La lezione di libertà di mio padre

24 Maggio 2016

Penso che se, a distanza di 32 anni dalla morte, la figura di mio padre suscita ancora tanti consensi e una così diffusa emozione, significa una cosa sola: che la vitalità del suo ricordo e della sua opera resiste al trascorrere del tempo. Al punto che, chi prova imbarazzo per tanto persistente interesse, arriva a ricorrere a esercizi di censura non raffinatissimi. Come leggere altrimenti la singolare vicenda del provvedimento disciplinare promosso nei confronti di Massimo Franchi, giornalista dell’Unità, da parte della proprietà dello stesso quotidiano? La colpa che gli si imputa è un tweet di apprezzamento dell’azione politica di mio padre: «Propugnare che Berlinguer sbagliasse su Eurocomunismo e questione morale e che invece dovesse allearsi con Craxi è molto renziano». Il tweet inviato da Franchi, fuori dall’orario di lavoro, faceva riferimento al dibattito apertosi sull’Unità il 20 ottobre 2015 con un saggio di Biagio de Giovanni dal titolo «Berlinguer ha vinto o è stato sconfitto?».

Qualche giorno dopo, a commento di un altro intervento sul tema, Franchi twittava ancora: «Abbassando sempre più la soglia gramsciana dell’intransigenza si ritrovarono in compagnia di revisionisti, faccendieri, piduisti. Ma siamo di sinistra, rispondono».

Dopo di che, ha raccontato Il Fatto quotidiano del 13 maggio scorso, l’amministratore delegato della società editrice dell’Unità, Guido Stefanelli, ha aperto un procedimento disciplinare perché Franchi, con i suoi due tweet avrebbe travalicato «i limiti del legittimo diritto di critica», non rispettando «la linea editoriale» del quotidiano.

A prescindere dal fatto che formulare la linea editoriale di un giornale spetta al direttore e non certamente all’amministratore delegato, quanto successo evidenzia una questione: se per quasi un mese l’Unità discute quotidianamente del bilancio del ruolo storico e del senso attuale di Enrico Berlinguer, perché mai non dovrebbe essere legittimo valutarlo anche rispetto all’identità e alla politica del partito democratico? Se così non fosse, il titolo dell’Unità di domenica scorsa, «Berlinguer era per il monocameralismo», risulterebbe solo una forzatura strumentale.

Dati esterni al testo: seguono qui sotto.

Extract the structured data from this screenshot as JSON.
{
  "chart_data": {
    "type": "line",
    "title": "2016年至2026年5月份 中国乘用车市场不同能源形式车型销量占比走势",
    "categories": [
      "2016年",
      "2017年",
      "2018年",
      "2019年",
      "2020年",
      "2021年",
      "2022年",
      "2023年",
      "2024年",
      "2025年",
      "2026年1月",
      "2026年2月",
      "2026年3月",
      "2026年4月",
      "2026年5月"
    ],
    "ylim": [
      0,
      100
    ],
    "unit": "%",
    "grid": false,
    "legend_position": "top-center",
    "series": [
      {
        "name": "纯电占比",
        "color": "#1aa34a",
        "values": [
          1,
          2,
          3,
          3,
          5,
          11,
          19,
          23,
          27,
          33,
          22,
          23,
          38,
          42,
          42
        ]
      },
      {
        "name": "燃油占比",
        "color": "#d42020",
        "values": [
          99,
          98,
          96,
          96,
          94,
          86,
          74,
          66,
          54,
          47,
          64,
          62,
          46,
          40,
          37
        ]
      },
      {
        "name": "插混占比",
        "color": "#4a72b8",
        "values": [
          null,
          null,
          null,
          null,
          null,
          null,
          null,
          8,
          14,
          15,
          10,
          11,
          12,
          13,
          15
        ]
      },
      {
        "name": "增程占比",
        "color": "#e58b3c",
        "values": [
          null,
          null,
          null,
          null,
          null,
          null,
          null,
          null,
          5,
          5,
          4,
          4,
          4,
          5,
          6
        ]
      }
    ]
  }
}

Mi spiace sentirmi costretta a intervenire pubblicamente — ed è solo la seconda volta in oltre 30 anni — perché penso che i figli debbano riservare la loro memoria alla dimensione affettiva e privata del rapporto con il genitore. Ma, in questo caso, e proprio perché la storia politica di mio padre è tuttora argomento di discussione pubblica, ho visto nel provvedimento disciplinare contro Massimo Franchi un atto due volte negativo che mi ha indotto a scrivere queste righe. Innanzitutto perché quella misura condiziona e deforma un dibattito che deve essere il più libero possibile e che mai dovrebbe ricorrere a interdizioni e censure, tantomeno da parte di un giornale che continua a definirsi «fondato da Antonio Gramsci». E poi, perché quell’azione disciplinare richiama delicatissime e cruciali questioni di libertà, relativamente al diritto di qualsiasi lavoratore di avere proprie idee e di poterle pienamente esprimere, quando non danneggino la propria azienda. E solleva ancora il problema, non meno importante, della tutela di una propria sfera di autonoma espressione, quale quella rappresentata dalla comunicazione on line, dove l’eventuale volontà di ingerenza e controllo sfiora pericolosamente un limite costituzionalmente protetto.